Despite the conditions turning out decidedly more clement than expected migrant interest was minimal, with even the usually reliably numerous Wheatears reduced to barely more than a double figure total at the Bill, where there was little else of note either on the ground or overhead. The sea provided a little more interest, with 18 Balearic Shearwaters, a Manx Shearwater and an Arctic Skua amongst a light passage off the Bill. Ferrybridge came up with 14 Bar-tailed Godwits, 4 Sanderling, a Redshank and a Yellow-legged Gull amongst more routine fare.

Numbers of the commoner immigrant moths dropped away on a pretty breezy night, with singles of Convolvulus Hawk-moth and White-speck at the Grove the best of the oddities; a presumed Neglected Rustic was of note at the Obs.

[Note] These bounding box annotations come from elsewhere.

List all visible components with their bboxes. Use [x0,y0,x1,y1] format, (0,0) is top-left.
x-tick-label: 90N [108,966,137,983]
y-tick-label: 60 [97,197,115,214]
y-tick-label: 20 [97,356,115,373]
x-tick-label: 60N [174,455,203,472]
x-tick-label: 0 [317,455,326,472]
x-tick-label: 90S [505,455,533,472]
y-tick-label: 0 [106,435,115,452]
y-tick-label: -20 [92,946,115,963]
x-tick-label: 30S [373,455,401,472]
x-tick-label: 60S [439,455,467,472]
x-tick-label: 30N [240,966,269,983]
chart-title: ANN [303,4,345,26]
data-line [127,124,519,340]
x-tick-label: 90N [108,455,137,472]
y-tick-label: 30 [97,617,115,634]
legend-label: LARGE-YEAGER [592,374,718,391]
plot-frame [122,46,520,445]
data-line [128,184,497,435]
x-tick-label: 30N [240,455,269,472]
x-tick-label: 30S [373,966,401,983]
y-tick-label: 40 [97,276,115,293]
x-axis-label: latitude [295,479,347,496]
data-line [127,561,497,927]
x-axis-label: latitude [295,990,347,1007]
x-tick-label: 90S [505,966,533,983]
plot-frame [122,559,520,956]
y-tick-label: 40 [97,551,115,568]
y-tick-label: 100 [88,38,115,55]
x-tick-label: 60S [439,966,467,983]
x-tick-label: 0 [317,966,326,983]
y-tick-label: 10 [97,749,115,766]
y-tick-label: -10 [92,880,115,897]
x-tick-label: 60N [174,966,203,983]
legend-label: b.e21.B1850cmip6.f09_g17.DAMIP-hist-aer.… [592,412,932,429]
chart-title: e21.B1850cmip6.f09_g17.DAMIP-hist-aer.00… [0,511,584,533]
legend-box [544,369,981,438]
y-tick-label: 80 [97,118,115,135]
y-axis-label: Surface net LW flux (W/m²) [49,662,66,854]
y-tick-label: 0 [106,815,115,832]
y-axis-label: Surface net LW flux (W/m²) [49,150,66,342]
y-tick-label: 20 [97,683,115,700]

Although a pretty raggedy specimen we think we're seeing enough on this moth trapped overnight at the Obs to be pretty sure it's a Neglected Rustic; if it is, it's only the second island record of this heathland species © Martin Cade

As promised, Nick Hopper has kindly sent us through a report on the second of his two nights sound recording earlier in the week - Monday night, 5th/6th September. If waders were the feature group on Sunday night then it was very much passerines that were to the fore on Monday. It was another very busy night with Tree Pipits dominating, but the highlight was 2 Ortolan Buntings: the first recorded  at 22.45hrs just after Nick had heard one a few hundred metres away whilst out logging calls by ear, and the second at 01.40hrs. The recording below is the best of the two - the last call is easily audible but the first call (at 1.5 seconds) is a little harder to hear. Tree Pipits were calling almost continuously for large parts of the night; clearly many birds were lingering in the air once drizzle had set in an hour or so after dark, but lulls in activity did suggest that eventually birds were moving on. To give an idea of the spectacle, at its peak over 1000 calls an hour were recorded! Robins were also prominent and peaked at around 100 calls an hour before tailing off significantly after midnight. Other passerine callers were Spotted and Pied Flycatcher and Yellow Wagtail. Among the non-passerines a Common Scoter was a good record, whilst the usual suspects - including Bar-tailed Godwit, Knot and Turnstone - featured amongst the waders; in contrast to the night before no Greenshank and just a single Green Sandpiper were logged. Interestingly, and as has been heard before during these nocturnal sessions, some waders were breaking into song: mostly Dunlin but also a Common Sandpiper seemingly attempting to sing.